The MSOCclassifier package provides multi-omics subtyping for high-grade serous ovarian cancer. It accepts any combination of mRNA expression, microRNA expression, DNA methylation, copy number variation, and mutation data as input. The training data of the classifier is integrated from the three omics data based on sparse mCCA. See accompagnying vignette for further details.
The MSOCclassifier package requires R (>= 2.10), and depends on the R packages "caret".

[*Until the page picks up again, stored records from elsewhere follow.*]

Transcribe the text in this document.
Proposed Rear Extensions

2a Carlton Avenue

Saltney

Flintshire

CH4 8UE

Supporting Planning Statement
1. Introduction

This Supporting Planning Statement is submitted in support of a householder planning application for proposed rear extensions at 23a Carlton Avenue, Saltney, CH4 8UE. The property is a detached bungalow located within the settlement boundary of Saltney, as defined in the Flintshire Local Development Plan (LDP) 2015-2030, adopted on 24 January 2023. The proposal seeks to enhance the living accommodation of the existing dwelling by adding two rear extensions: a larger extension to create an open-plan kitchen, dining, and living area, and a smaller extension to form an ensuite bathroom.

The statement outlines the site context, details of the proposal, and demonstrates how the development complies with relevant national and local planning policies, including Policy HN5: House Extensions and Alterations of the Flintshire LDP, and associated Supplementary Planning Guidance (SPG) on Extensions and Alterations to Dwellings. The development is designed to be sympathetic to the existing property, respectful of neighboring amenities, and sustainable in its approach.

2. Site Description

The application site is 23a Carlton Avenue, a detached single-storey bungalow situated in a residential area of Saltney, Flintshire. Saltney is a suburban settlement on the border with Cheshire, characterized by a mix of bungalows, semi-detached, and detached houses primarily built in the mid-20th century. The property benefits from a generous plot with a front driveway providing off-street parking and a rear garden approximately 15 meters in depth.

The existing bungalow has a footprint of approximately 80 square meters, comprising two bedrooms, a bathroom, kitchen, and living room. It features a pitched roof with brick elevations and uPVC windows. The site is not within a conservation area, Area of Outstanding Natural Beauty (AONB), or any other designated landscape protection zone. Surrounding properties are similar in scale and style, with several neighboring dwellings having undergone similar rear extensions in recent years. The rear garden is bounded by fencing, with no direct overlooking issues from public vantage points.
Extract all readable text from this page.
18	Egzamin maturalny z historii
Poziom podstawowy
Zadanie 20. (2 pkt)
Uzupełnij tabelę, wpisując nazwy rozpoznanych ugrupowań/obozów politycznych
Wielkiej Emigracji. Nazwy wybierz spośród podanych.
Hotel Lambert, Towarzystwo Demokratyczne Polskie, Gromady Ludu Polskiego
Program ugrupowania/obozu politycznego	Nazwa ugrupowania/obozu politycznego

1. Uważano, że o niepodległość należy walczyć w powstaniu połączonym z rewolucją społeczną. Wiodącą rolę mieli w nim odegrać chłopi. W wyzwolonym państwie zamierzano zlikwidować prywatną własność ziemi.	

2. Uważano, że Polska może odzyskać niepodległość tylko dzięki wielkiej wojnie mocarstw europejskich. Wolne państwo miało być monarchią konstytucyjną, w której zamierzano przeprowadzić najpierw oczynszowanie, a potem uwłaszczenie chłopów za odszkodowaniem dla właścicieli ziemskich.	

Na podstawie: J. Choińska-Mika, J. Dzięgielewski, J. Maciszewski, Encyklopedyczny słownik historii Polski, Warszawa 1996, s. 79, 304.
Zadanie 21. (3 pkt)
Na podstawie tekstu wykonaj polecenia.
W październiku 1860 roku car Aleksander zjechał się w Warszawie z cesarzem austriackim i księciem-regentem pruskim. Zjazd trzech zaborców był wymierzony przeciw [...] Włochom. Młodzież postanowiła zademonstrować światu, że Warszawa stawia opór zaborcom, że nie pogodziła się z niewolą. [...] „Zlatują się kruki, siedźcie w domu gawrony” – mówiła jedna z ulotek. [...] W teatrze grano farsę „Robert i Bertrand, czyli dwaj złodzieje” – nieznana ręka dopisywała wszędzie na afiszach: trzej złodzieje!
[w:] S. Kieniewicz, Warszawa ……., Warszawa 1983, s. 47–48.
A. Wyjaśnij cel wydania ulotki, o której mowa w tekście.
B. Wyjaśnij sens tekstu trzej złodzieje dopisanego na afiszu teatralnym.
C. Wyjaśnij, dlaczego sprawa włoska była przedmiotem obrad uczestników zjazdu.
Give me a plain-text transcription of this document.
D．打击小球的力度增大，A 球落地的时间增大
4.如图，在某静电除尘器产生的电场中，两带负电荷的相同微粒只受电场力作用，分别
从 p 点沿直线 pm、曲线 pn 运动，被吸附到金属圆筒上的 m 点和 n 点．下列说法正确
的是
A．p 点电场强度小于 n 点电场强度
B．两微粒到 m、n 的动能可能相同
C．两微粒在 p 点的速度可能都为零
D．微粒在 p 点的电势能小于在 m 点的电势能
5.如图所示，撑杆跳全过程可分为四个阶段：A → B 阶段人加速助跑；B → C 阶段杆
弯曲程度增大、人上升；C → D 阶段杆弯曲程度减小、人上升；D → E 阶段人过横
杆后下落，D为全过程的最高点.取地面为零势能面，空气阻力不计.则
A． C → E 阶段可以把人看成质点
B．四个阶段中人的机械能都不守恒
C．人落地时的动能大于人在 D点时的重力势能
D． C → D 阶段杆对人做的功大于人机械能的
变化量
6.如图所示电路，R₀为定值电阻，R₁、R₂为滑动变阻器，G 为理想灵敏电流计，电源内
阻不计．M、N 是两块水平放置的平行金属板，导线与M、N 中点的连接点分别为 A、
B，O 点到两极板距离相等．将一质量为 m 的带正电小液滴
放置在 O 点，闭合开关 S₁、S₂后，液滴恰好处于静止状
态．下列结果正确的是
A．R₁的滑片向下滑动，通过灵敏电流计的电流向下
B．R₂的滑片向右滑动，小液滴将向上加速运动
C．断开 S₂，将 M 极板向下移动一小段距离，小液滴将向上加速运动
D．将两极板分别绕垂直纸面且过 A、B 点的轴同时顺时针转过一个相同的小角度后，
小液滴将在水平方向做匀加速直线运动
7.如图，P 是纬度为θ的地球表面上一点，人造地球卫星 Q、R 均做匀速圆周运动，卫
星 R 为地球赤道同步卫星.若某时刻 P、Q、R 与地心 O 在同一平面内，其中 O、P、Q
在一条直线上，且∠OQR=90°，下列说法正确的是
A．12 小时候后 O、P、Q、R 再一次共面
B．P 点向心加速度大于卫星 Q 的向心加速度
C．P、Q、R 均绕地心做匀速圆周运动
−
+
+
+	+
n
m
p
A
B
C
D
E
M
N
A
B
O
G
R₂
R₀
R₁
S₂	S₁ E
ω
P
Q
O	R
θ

Use the following command in R to install the MSOCclassifier package:
library(devtools)
install_github("Carpentierbio/MSOCclassifier") # install the "MSOCclassifier" package
The detailed multi-omics integration and pre-processing steps can be referred to here: https://github.com/Carpentierbio/MSOC.
library(caret)
library(MSOCclassifier)
## MSOC prediction of primary high-grade serous ovarian cancer samples
# Take ICGC-OV as an example
data("rna_log_tpm_ICGC")
data("mir_ICGC")
data("methy_M_ICGC")
data("cnv_ICGC")
data("mut_ICGC")
# Load projection matrices derived from 226 TCGA-OV samples
data("TCGA_projection_mx")
# Load pre-processed TCGA-OV multi-omics data for feature selection in validation cohort
data("TCGAmRNAscaled")
data("TCGAmiRNAscaled")
data("TCGAmetscaled")
data("TCGAcnvscaled")
data("TCGAmutscaled")
# ensure that the number and order of features in the test data are identical to those in the training data (TCGA)
geneexp_bf_mapping = rna_log_tpm_ICGC[colnames(TCGAmRNAscaled), ]
geneexp_bf_mapping = t(scale(t(geneexp_bf_mapping)))
mirexp_bf_mapping = mir_ICGC[colnames(TCGAmiRNAscaled), ]
mirexp_bf_mapping = t(scale(t(mirexp_bf_mapping)))
methy_bf_mapping = methy_M_ICGC[colnames(TCGAmetscaled), ]
methy_bf_mapping = t(scale(t(methy_bf_mapping)))
cnv_bf_mapping = cnv_ICGC[colnames(TCGAcnvscaled), ]
cnv_bf_mapping = t(scale(t(cnv_bf_mapping)))
mut_bf_mapping = mut_ICGC[colnames(TCGAmutscaled), ]
mut_bf_mapping = t(scale(t(mut_bf_mapping)))
mut_bf_mapping[is.na(mut_bf_mapping)]=0
# Projecting each omics data into an unified space
mRNAexprCCA = t(geneexp_bf_mapping) %*% TCGA_projection_mx$ws[[1]]
mRNAexprCCA_2 = scale(mRNAexprCCA)
miRNAexprCCA = t(mirexp_bf_mapping) %*% TCGA_projection_mx$ws[[2]]
miRNAexprCCA_2 = scale(miRNAexprCCA)
methyexprCCA = t(methy_bf_mapping) %*% TCGA_projection_mx$ws[[3]]
methyexprCCA_2 = scale(methyexprCCA)
cnvexprCCA = t(cnv_bf_mapping) %*% TCGA_projection_mx$ws[[4]]
cnvexprCCA_2 = scale(cnvexprCCA)
mutexprCCA = t(mut_bf_mapping) %*% TCGA_projection_mx$ws[[5]]
mutexprCCA_2 = scale(mutexprCCA) # samples in rows and genes in columns
# Multi-omics data fusion
a1 = a2 = a3 = a4 = a5 = 0.2
data_input = a1*mRNAexprCCA_2 + a2*miRNAexprCCA_2 + a3*methyexprCCA_2 + a4*cnvexprCCA_2 + a5*mutexprCCA_2
colnames(data_input) = paste("X",1:ncol(data_input),sep = "")
result <- classifyMSOC(data_input)
label <- result$label
prob <- result$prob %>%
`colnames<-`(paste("MSOC", 1:5, "_prob", sep = ""))
res <- data.frame(prob, subtype = paste("MSOC", label, sep = "") ) %>%
`rownames<-`(names(label))
head(res)
Package was developed in RStudio following guidelines in R packages.